Rinaya tertawa kaku "oh. Heheh pesan minuman yang menyegarkan. Apapun boleh."
"Baik den"
"Kau tunggulah disini. Aku akan berkeliling." Dhika pergi meninggalkannya setelah meninggalkan sekantung uang di atas meja.
"Den silahkan." Pelayan itu menaruh segelas minuman di atas meja.
"Eeh eh. Mang. Tunggu sebentar. Boleh tanya sesuatu? Duduk mang. Duduk."
"Tanya apa den?"
"Mang, saya baru pertama kali kesini. Mencari orang. Tapi gak ada yang tau dimana dia. Malah banyak kabar mitos dimana mana. Mang tau kenapa ada kabar seperti itu?"

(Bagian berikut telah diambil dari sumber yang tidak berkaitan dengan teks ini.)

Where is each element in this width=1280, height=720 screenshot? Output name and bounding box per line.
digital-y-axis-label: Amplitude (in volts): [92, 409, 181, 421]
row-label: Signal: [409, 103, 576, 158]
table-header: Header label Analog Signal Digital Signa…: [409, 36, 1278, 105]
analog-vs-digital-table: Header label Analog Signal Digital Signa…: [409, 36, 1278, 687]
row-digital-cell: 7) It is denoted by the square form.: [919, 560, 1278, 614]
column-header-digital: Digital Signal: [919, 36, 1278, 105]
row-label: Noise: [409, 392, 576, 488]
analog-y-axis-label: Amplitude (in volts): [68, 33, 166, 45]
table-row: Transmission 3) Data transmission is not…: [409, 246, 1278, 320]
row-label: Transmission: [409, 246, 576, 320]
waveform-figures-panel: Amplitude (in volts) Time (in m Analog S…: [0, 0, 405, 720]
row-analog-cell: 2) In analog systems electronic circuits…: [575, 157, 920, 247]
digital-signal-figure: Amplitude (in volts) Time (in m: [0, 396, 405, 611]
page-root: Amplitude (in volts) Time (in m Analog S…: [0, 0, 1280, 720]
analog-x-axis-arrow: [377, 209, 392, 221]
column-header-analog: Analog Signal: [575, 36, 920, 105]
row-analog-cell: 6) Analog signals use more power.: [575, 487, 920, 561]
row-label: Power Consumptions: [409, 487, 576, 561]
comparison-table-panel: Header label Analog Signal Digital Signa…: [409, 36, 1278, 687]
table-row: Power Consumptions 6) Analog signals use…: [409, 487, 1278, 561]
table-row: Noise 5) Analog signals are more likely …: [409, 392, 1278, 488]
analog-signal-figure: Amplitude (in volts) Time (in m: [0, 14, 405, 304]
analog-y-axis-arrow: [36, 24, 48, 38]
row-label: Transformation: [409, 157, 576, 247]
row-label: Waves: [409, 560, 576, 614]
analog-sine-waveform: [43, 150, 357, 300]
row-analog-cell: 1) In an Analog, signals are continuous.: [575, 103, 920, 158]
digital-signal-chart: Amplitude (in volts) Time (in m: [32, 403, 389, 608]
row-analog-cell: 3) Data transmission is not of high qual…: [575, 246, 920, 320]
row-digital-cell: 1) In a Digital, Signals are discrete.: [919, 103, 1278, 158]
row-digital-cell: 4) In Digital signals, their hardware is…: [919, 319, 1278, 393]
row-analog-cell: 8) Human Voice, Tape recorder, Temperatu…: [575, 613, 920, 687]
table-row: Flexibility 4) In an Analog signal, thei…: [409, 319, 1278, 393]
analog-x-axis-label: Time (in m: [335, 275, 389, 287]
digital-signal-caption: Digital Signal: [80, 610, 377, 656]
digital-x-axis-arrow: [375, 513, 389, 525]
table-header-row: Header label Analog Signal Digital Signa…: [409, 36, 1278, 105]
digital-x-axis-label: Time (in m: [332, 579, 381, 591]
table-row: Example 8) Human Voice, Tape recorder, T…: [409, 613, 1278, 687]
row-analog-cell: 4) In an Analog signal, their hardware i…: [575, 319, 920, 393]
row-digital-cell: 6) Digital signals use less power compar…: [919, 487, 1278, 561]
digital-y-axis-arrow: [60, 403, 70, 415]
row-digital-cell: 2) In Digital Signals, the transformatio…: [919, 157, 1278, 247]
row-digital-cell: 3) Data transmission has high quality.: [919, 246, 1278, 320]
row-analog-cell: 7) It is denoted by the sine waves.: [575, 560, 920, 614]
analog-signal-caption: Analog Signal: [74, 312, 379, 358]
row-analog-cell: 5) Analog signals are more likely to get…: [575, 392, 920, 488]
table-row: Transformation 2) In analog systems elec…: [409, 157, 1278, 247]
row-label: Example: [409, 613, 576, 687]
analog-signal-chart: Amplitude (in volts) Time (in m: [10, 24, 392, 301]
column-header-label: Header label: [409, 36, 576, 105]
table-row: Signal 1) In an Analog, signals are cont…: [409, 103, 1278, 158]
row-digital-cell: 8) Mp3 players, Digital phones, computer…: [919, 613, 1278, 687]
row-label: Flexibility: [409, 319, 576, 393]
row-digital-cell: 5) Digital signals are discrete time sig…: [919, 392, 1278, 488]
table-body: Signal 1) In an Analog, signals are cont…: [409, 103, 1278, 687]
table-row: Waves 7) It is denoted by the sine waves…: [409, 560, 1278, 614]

"Banyak kabar den. Yang di maksud kabar yang mana?"
"Iya banyak kabar. Saya jadi bingung ada kabar apa saja. Yang mang tau. Ada kabar apa saja?"
Dia menrungut kebingungan ingin berkata apa. Jelas Rinaya sedang mencari informasi. Tapi jika seperti ini pun mungkin informasi yang dia dapatkan akan sangat umum. Dia berusaha untuk mencari info yang di maksud secara detail.
"Oh. Mang tau, katanya pernah ada kejadian di desa sebelah?"
"Iya tau. Iya."
"Katanya orang dulu pernah mati. Sekarang terlihat lagi disana. Itu kabar apa ya?"
"Oh yang itu. Kan dulu pernah ada yang ambil Batu pusaka dari sana. Kabarnya orangnya sudah meninggal. Tapi kemarin ada ribut ribut katanya ada yang liat dia dateng lagi."
"Dia siapa mang?"
"Den jangan ribut lagi ya. Takut dia malah datang. Katanya Dia punya anjing jelemaan den."
"Memang kalau kita ribut dia bisa datang?"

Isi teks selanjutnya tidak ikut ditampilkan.